Per cui diventa più pressante e insistente la rituale domanda che sedicenni, ventiseienni e trentaseienni devono porsi: “Che cosa farò da grande?”.
In altri termini, ogni persona che via via cresce e si immette nel sistema deve avere chiare le idee sul proprio ruolo nel futuro della Comunità e nel proprio futuro, cosicché non si troverà in balia degli altri o di fatti e circostanze che non ha mai studiato e quindi non subirà le conseguenze di eventi che non ha previsto. Non perché imprevedibili, ma perché non ci ha pensato per tempo.
Dunque, intorno ai sedici anni bisogna porsi quella fatidica domanda. Perché indichiamo quest’età critica? La risposta è nei fatti: una persona di quell’età si trova all’incirca a metà degli studi di maturità ed è proprio in quel momento che deve pensare a cosa vuole fare dopo, perché già durante gli approfondimenti che compie, deve attuare certe scelte, in modo che esse possano connettere le conoscenze che si acquisiscono con quelle che si progetta di acquisire nel futuro.
Chi prevede provvede. Anticipare i tempi nella crescita e nella maturazione di una persona significa trovarsi meglio nel futuro, evitando brutte sorprese, secondo il motto: La migliore sorpresa è non avere sorprese.
Non è un gioco di parole, ma un modo concreto di operare senza lasciarsi andare a voli pindarici o ad atti illusori, che pongono fuori dalla realtà la vita dei giovani e spesso anche quella degli adulti.
Questo modo di agire non deve privare le persone dei sogni, perché essi sono necessari, a condizione che si distinguano dalla realtà. è bello sognare, ma restando con i piedi ancorati a terra.
Vi sono persone, ancora in età acerba, che non pensano al loro futuro, oppure vi pensano in maniera superficiale e inconsistente. Così facendo avranno brutte sorprese perché, lo ribadiamo, quasi sempre le sorprese sono brutte.
Naturalmente la responsabilità di pensare al proprio futuro non è solo dei giovani, ma anche dei loro genitori, dei professori e delle professoresse di scuola e università e anche di tanta gente che si va incontrando nella vita, facendo attenzione a distinguere quelle per bene da quelle per male.
Si dice che l’esempio viene dall’alto ed è vero. Se una classe dirigente nella società, o i genitori nella famiglia non sono i primi a dare l’esempio di probità, onestà e capacità, è chiaro che chi li guarda come modelli li imiterà, nel bene e nel male.
Dunque, le persone adulte hanno una precisa responsabilità nei confronti dei giovani, sia nel dar loro consigli e indirizzi basati su principi etici millenari, sia e soprattutto dar loro il buon esempio di concretezza, equità e di tutti quegli attributi prima elencati.
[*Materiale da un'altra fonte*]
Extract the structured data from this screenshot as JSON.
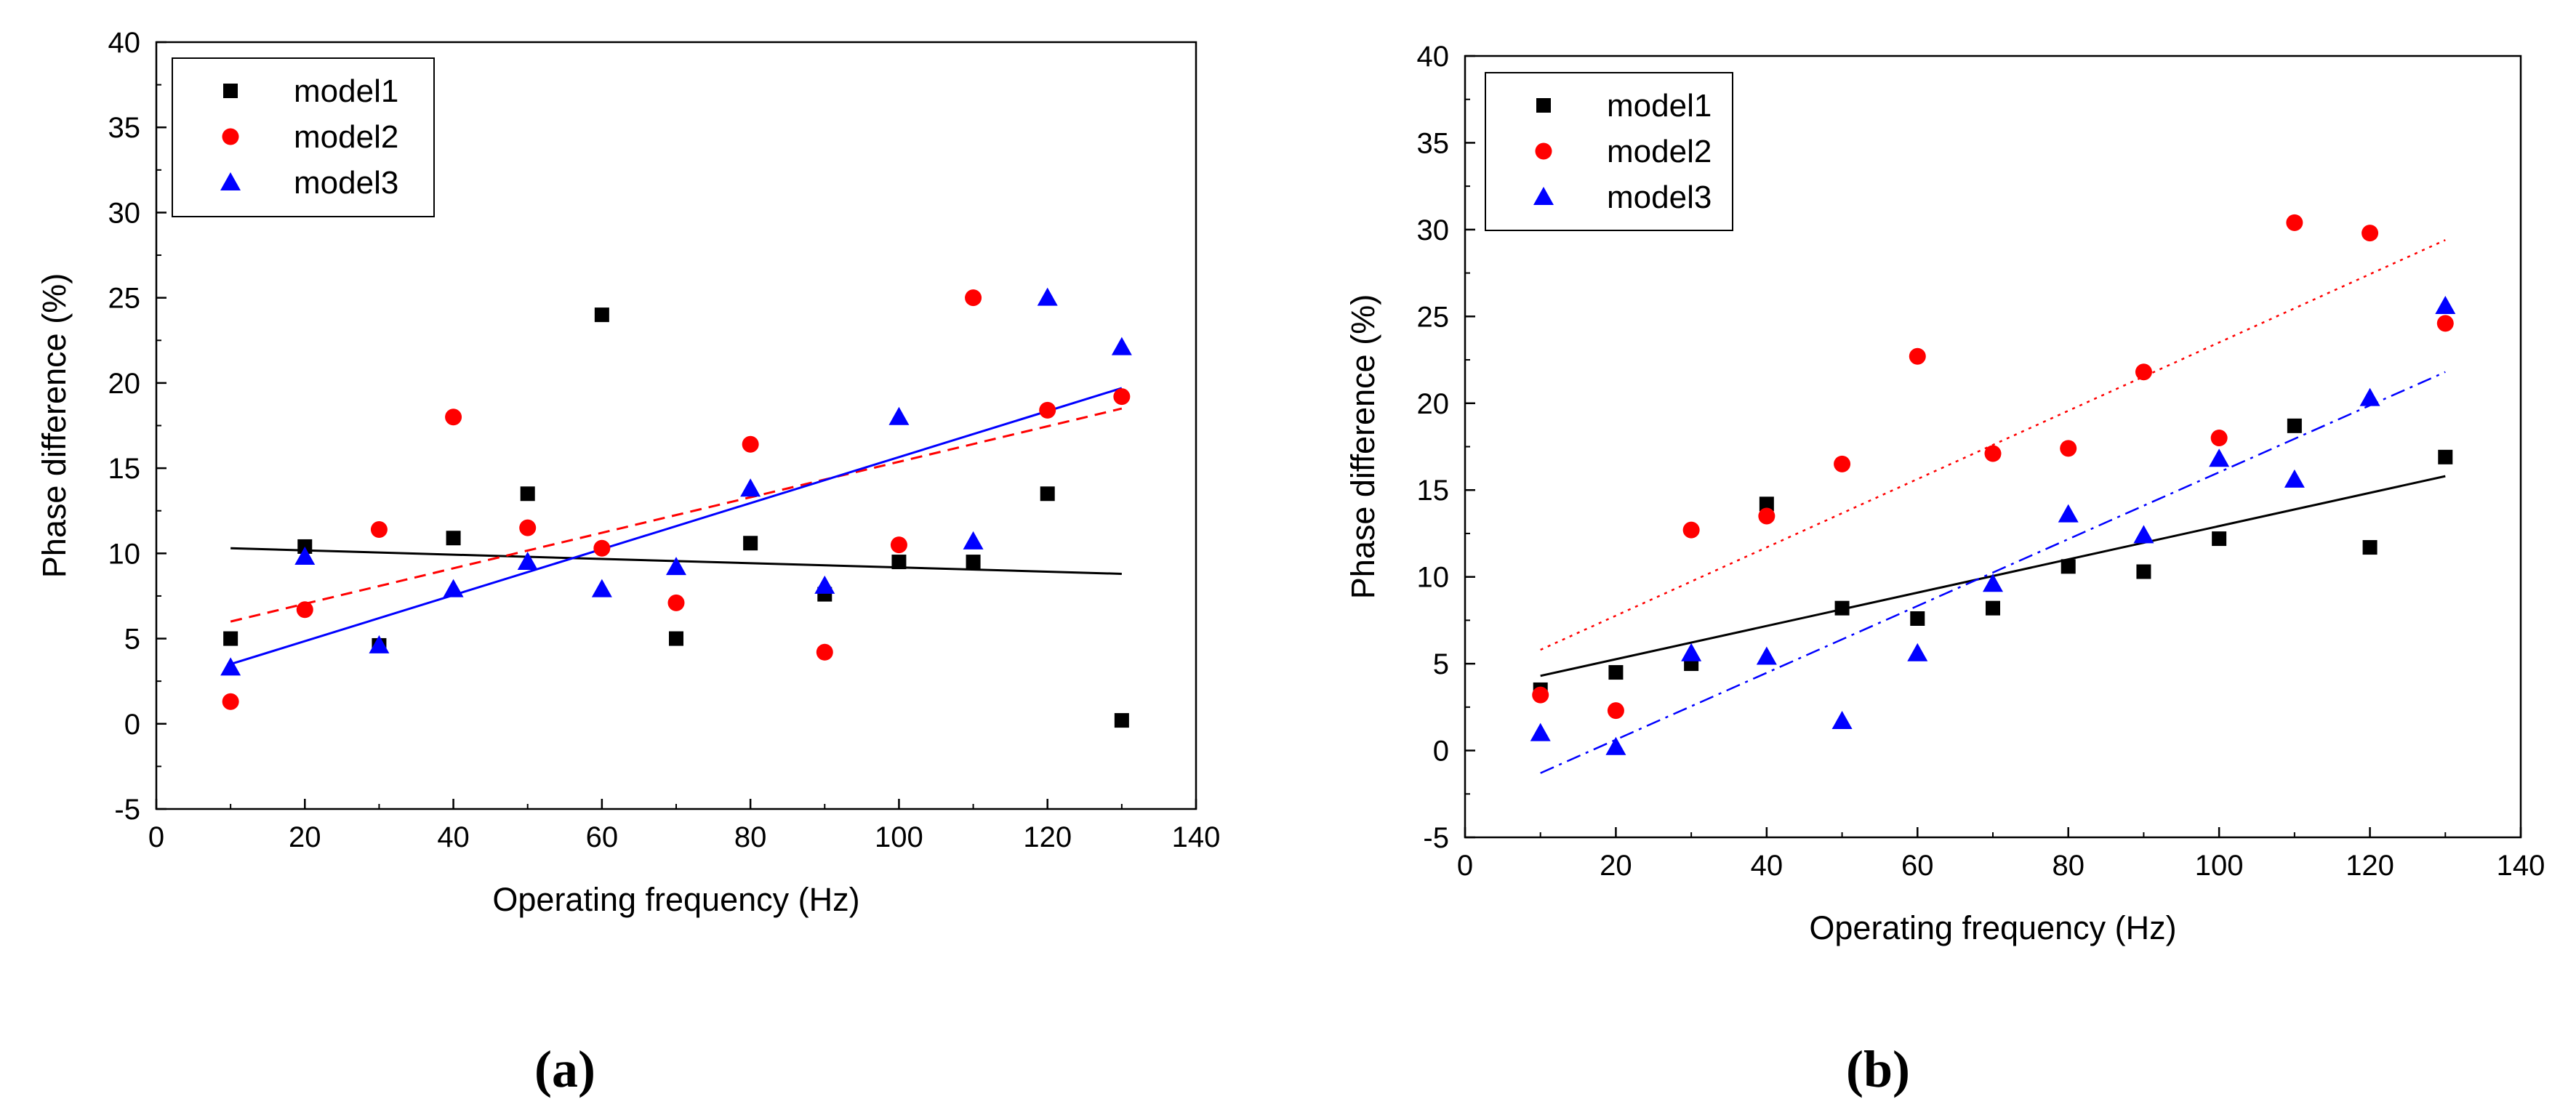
{
  "chart_data": [
    {
      "type": "scatter",
      "panel_label": "(a)",
      "xlabel": "Operating frequency (Hz)",
      "ylabel": "Phase difference (%)",
      "xlim": [
        0,
        140
      ],
      "ylim": [
        -5,
        40
      ],
      "xticks": [
        0,
        20,
        40,
        60,
        80,
        100,
        120,
        140
      ],
      "yticks": [
        -5,
        0,
        5,
        10,
        15,
        20,
        25,
        30,
        35,
        40
      ],
      "legend_position": "top-left",
      "series": [
        {
          "name": "model1",
          "marker": "square",
          "color": "#000000",
          "x": [
            10,
            20,
            30,
            40,
            50,
            60,
            70,
            80,
            90,
            100,
            110,
            120,
            130
          ],
          "y": [
            5.0,
            10.4,
            4.6,
            10.9,
            13.5,
            24.0,
            5.0,
            10.6,
            7.6,
            9.5,
            9.5,
            13.5,
            0.2
          ],
          "fit": {
            "x": [
              10,
              130
            ],
            "y": [
              10.3,
              8.8
            ],
            "style": "solid"
          }
        },
        {
          "name": "model2",
          "marker": "circle",
          "color": "#ff0000",
          "x": [
            10,
            20,
            30,
            40,
            50,
            60,
            70,
            80,
            90,
            100,
            110,
            120,
            130
          ],
          "y": [
            1.3,
            6.7,
            11.4,
            18.0,
            11.5,
            10.3,
            7.1,
            16.4,
            4.2,
            10.5,
            25.0,
            18.4,
            19.2
          ],
          "fit": {
            "x": [
              10,
              130
            ],
            "y": [
              6.0,
              18.5
            ],
            "style": "dashed"
          }
        },
        {
          "name": "model3",
          "marker": "triangle",
          "color": "#0000ff",
          "x": [
            10,
            20,
            30,
            40,
            50,
            60,
            70,
            80,
            90,
            100,
            110,
            120,
            130
          ],
          "y": [
            3.3,
            9.8,
            4.6,
            7.9,
            9.5,
            7.9,
            9.2,
            13.8,
            8.1,
            18.0,
            10.7,
            25.0,
            22.1
          ],
          "fit": {
            "x": [
              10,
              130
            ],
            "y": [
              3.5,
              19.7
            ],
            "style": "solid"
          }
        }
      ]
    },
    {
      "type": "scatter",
      "panel_label": "(b)",
      "xlabel": "Operating frequency (Hz)",
      "ylabel": "Phase difference (%)",
      "xlim": [
        0,
        140
      ],
      "ylim": [
        -5,
        40
      ],
      "xticks": [
        0,
        20,
        40,
        60,
        80,
        100,
        120,
        140
      ],
      "yticks": [
        -5,
        0,
        5,
        10,
        15,
        20,
        25,
        30,
        35,
        40
      ],
      "legend_position": "top-left",
      "series": [
        {
          "name": "model1",
          "marker": "square",
          "color": "#000000",
          "x": [
            10,
            20,
            30,
            40,
            50,
            60,
            70,
            80,
            90,
            100,
            110,
            120,
            130
          ],
          "y": [
            3.5,
            4.5,
            5.0,
            14.2,
            8.2,
            7.6,
            8.2,
            10.6,
            10.3,
            12.2,
            18.7,
            11.7,
            16.9
          ],
          "fit": {
            "x": [
              10,
              130
            ],
            "y": [
              4.3,
              15.8
            ],
            "style": "solid"
          }
        },
        {
          "name": "model2",
          "marker": "circle",
          "color": "#ff0000",
          "x": [
            10,
            20,
            30,
            40,
            50,
            60,
            70,
            80,
            90,
            100,
            110,
            120,
            130
          ],
          "y": [
            3.2,
            2.3,
            12.7,
            13.5,
            16.5,
            22.7,
            17.1,
            17.4,
            21.8,
            18.0,
            30.4,
            29.8,
            24.6
          ],
          "fit": {
            "x": [
              10,
              130
            ],
            "y": [
              5.8,
              29.4
            ],
            "style": "dotted"
          }
        },
        {
          "name": "model3",
          "marker": "triangle",
          "color": "#0000ff",
          "x": [
            10,
            20,
            30,
            40,
            50,
            60,
            70,
            80,
            90,
            100,
            110,
            120,
            130
          ],
          "y": [
            1.0,
            0.2,
            5.6,
            5.4,
            1.7,
            5.6,
            9.6,
            13.6,
            12.4,
            16.8,
            15.6,
            20.3,
            25.6
          ],
          "fit": {
            "x": [
              10,
              130
            ],
            "y": [
              -1.3,
              21.8
            ],
            "style": "dashdot"
          }
        }
      ]
    }
  ]
}
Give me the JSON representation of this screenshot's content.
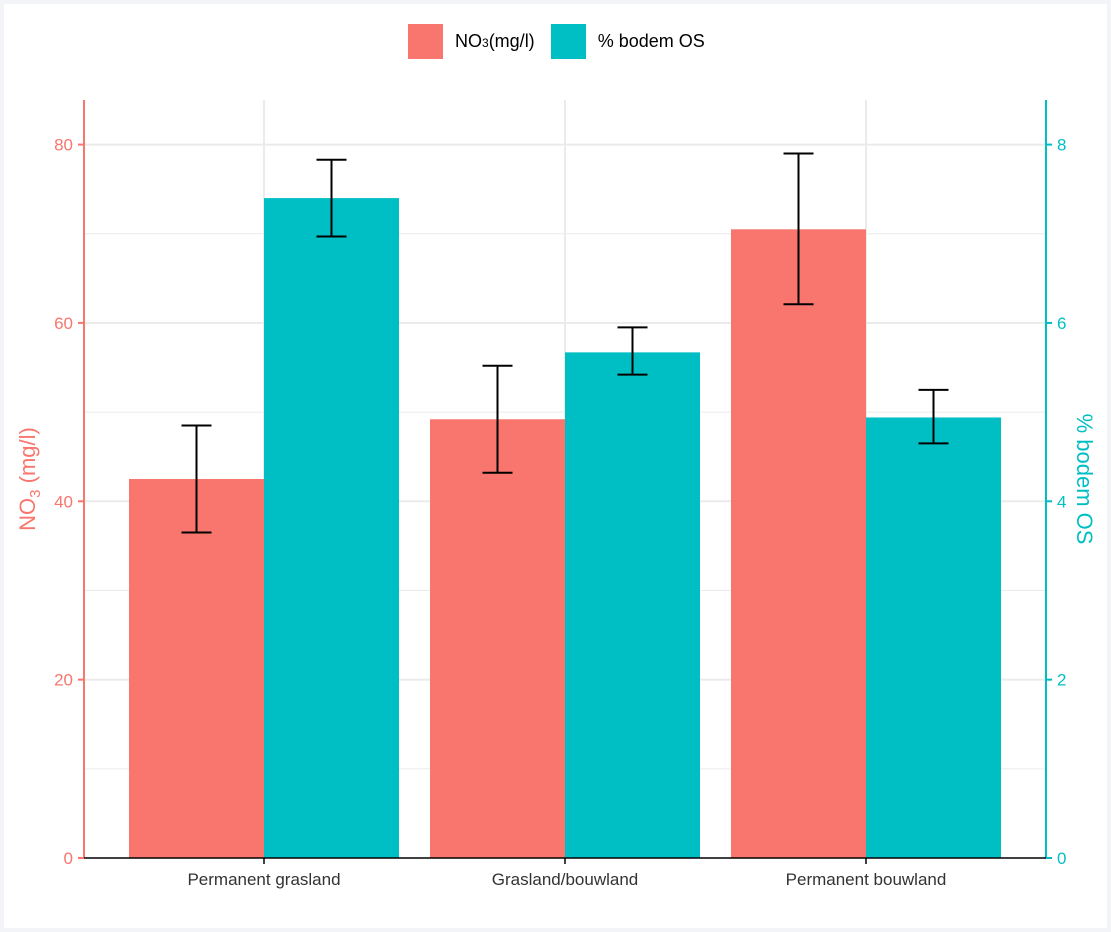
{
  "colors": {
    "no3": "#F8766D",
    "os": "#00BFC4",
    "grid": "#EBEBEB",
    "axis": "#000000",
    "error": "#000000"
  },
  "legend": [
    {
      "prefix": "NO",
      "sub": "3",
      "suffix": " (mg/l)",
      "color": "#F8766D"
    },
    {
      "prefix": "% bodem OS",
      "sub": "",
      "suffix": "",
      "color": "#00BFC4"
    }
  ],
  "chart_data": {
    "type": "bar",
    "categories": [
      "Permanent grasland",
      "Grasland/bouwland",
      "Permanent bouwland"
    ],
    "series": [
      {
        "name": "NO3 (mg/l)",
        "axis": "left",
        "values": [
          42.5,
          49.2,
          70.5
        ],
        "error_low": [
          36.5,
          43.2,
          62.1
        ],
        "error_high": [
          48.5,
          55.2,
          79.0
        ]
      },
      {
        "name": "% bodem OS",
        "axis": "right",
        "values": [
          7.4,
          5.67,
          4.94
        ],
        "error_low": [
          6.97,
          5.42,
          4.65
        ],
        "error_high": [
          7.83,
          5.95,
          5.25
        ]
      }
    ],
    "y_left": {
      "label_prefix": "NO",
      "label_sub": "3",
      "label_suffix": " (mg/l)",
      "ticks": [
        0,
        20,
        40,
        60,
        80
      ],
      "lim": [
        0,
        85
      ]
    },
    "y_right": {
      "label": "% bodem OS",
      "ticks": [
        0,
        2,
        4,
        6,
        8
      ],
      "lim": [
        0,
        8.5
      ]
    },
    "grid": true,
    "legend_position": "top"
  }
}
Vi è un’altra categoria di cittadini e cittadine che deve dare l’esempio e che deve contribuire alla crescita morale dei giovani e al comportamento equo di cittadini e cittadine.
Questa categoria è quella dei giornalisti, cioè coloro che fanno informazione. Un’informazione completa, precisa, obiettiva ed equilibrata aiuta i lettori e le lettrici a crescere, perché permette loro di comprendere meglio i fatti e basarsi su di essi. Quando invece si diffonde una cattiva informazione, con il solo scopo di fare rumors, evidentemente ci si comporta al di fuori del Codice etico dei giornalisti e si rende un pessimo servizio a chi legge.
I giornalisti che si comportano in tal modo dovrebbero autocensurarsi e, addirittura, uscire dal mondo dell’informazione.
Progettare il futuro non è solo un obiettivo per i più giovani, ma anche per chi ha raggiunto la terza e la quarta età; un futuro che non necessariamente si trova nell’Aldiqua, ma che potrebbe trovarsi anche nell’Aldilà.